Topisch eingesetzte NSAR

Eine einfache und effektive Möglichkeit, das Risiko für eine gastrointestinale Nebenwirkung zu verringern, ist die topische Applikation von NSAR. Neuere Untersuchungen belegen, dass systemische Nebenwirkungen einschließlich gastrointestinaler Beschwerden unter topischer Applikation von Diclofenac oder Ketoprofen nicht öfter auftreten als unter Placebo [21]. So liegen die Konzentrationen von topisch applizierten NSAR im Blutplasma zwischen 5–15 % der Werte nach oraler Gabe.

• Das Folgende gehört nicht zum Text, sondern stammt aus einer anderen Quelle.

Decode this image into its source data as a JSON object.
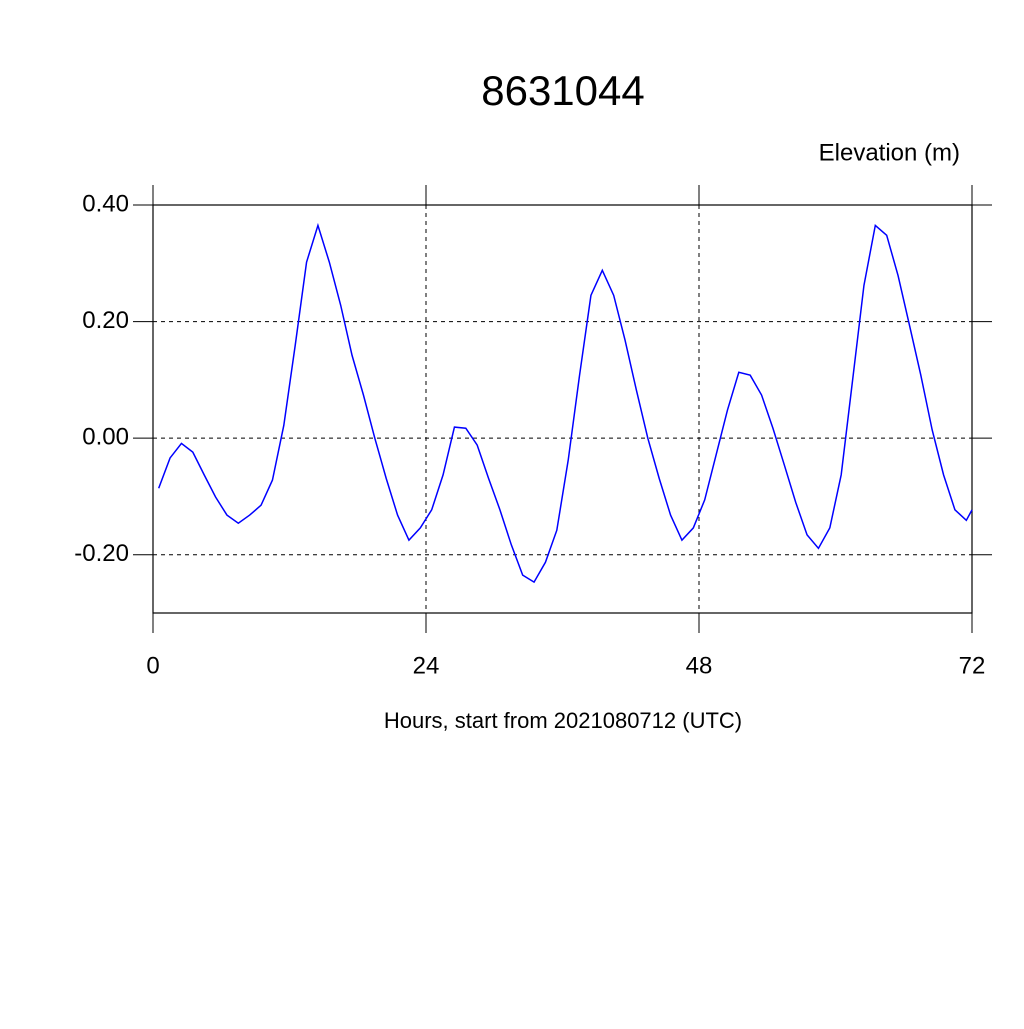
{
  "chart_data": {
    "type": "line",
    "title": "8631044",
    "y_label": "Elevation (m)",
    "x_label": "Hours, start from 2021080712 (UTC)",
    "x": [
      0.5,
      1.5,
      2.5,
      3.5,
      4.5,
      5.5,
      6.5,
      7.5,
      8.5,
      9.5,
      10.5,
      11.5,
      12.5,
      13.5,
      14.5,
      15.5,
      16.5,
      17.5,
      18.5,
      19.5,
      20.5,
      21.5,
      22.5,
      23.5,
      24.5,
      25.5,
      26.5,
      27.5,
      28.5,
      29.5,
      30.5,
      31.5,
      32.5,
      33.5,
      34.5,
      35.5,
      36.5,
      37.5,
      38.5,
      39.5,
      40.5,
      41.5,
      42.5,
      43.5,
      44.5,
      45.5,
      46.5,
      47.5,
      48.5,
      49.5,
      50.5,
      51.5,
      52.5,
      53.5,
      54.5,
      55.5,
      56.5,
      57.5,
      58.5,
      59.5,
      60.5,
      61.5,
      62.5,
      63.5,
      64.5,
      65.5,
      66.5,
      67.5,
      68.5,
      69.5,
      70.5,
      71.5,
      72
    ],
    "series": [
      {
        "name": "Elevation",
        "color": "#0000ff",
        "values": [
          -0.086,
          -0.034,
          -0.009,
          -0.024,
          -0.063,
          -0.101,
          -0.132,
          -0.146,
          -0.132,
          -0.115,
          -0.072,
          0.022,
          0.159,
          0.302,
          0.365,
          0.302,
          0.228,
          0.142,
          0.074,
          0.0,
          -0.069,
          -0.132,
          -0.175,
          -0.154,
          -0.123,
          -0.063,
          0.019,
          0.017,
          -0.012,
          -0.069,
          -0.123,
          -0.183,
          -0.235,
          -0.247,
          -0.213,
          -0.158,
          -0.038,
          0.108,
          0.245,
          0.288,
          0.245,
          0.168,
          0.082,
          0.0,
          -0.069,
          -0.132,
          -0.175,
          -0.154,
          -0.106,
          -0.029,
          0.048,
          0.113,
          0.108,
          0.074,
          0.017,
          -0.046,
          -0.11,
          -0.166,
          -0.189,
          -0.154,
          -0.063,
          0.099,
          0.262,
          0.365,
          0.348,
          0.279,
          0.194,
          0.108,
          0.014,
          -0.063,
          -0.123,
          -0.141,
          -0.123
        ]
      }
    ],
    "xlim": [
      0,
      72
    ],
    "xticks": [
      0,
      24,
      48,
      72
    ],
    "ylim": [
      -0.3,
      0.4
    ],
    "yticks": [
      {
        "value": -0.2,
        "label": "-0.20"
      },
      {
        "value": 0,
        "label": "0.00"
      },
      {
        "value": 0.2,
        "label": "0.20"
      },
      {
        "value": 0.4,
        "label": "0.40"
      }
    ],
    "grid": true
  }
}
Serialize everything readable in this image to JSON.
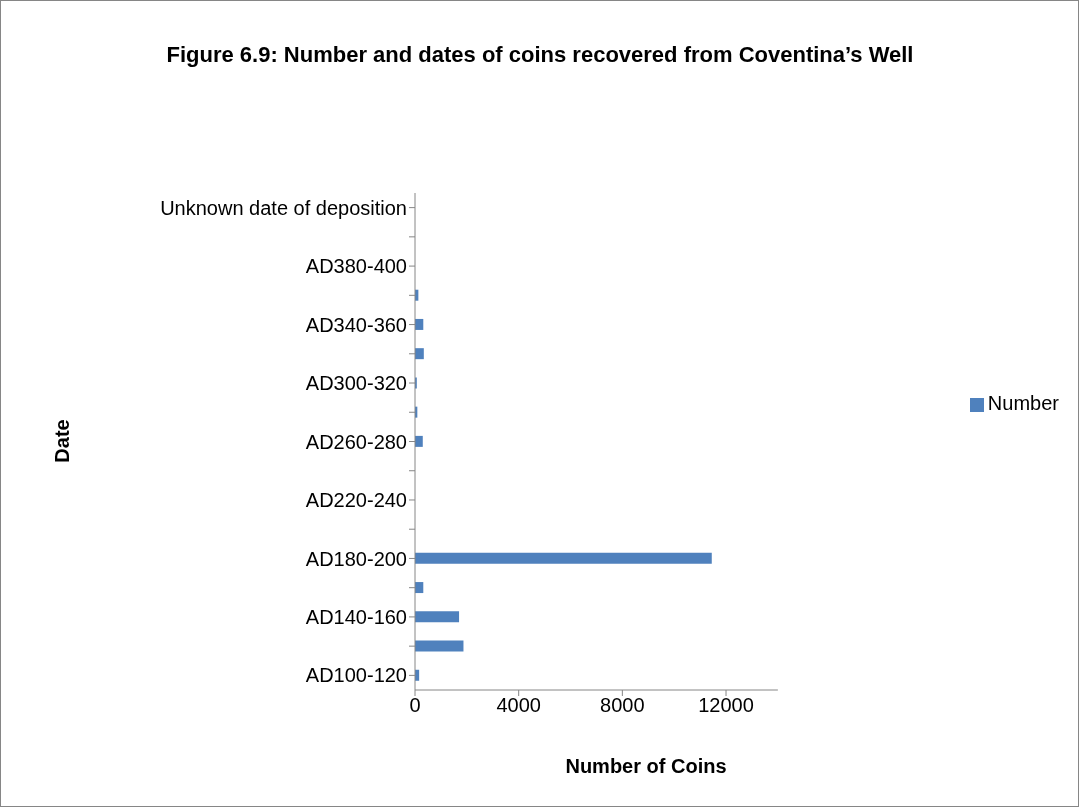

Dagegen überwiegen die vorwiegend schwach ausgeprägten lokalen Hautreaktionen wie trockene Haut, Rötungen und Juckreiz nach topischer Gabe von Diclofenac, aber nicht von Ketoprofen im Vergleich zu topisch appliziertem Placebo [21]. Ein um 50 % stark verringerter Schmerz wurde bei 60 % der Arthrosepatienten nach topischer Applikation von Diclofenac und Ketoprofen über einen Zeitraum von 8–12 Wochen gefunden, während die topische Applikation eines Placebos immerhin in 50 % der Fälle wirksam war [21]. Für die eigentliche antiphlogistische Wirkung des Arzneistoffs muss dieser in ausreichenden Konzentrationen an die schmerzverursachenden Strukturen wie Subcutis, Muskulatur, Sehne, Gelenkkapsel und Synovia diffundieren, um die Cyclooxygenase-2 zu hemmen. Die tatsächlich am Wirkort erreichbaren Mengen hängen sowohl von der chemischen Struktur der Substanz, der Konzentration der Zubereitung, der Rezepturgrundlage sowie der Dosierung ab. Die richtige Dosierung sollte somit gemäß Packungsbeilage erfolgen und entspricht häufig einem 3–5 cm langen Gel- oder Cremestrang.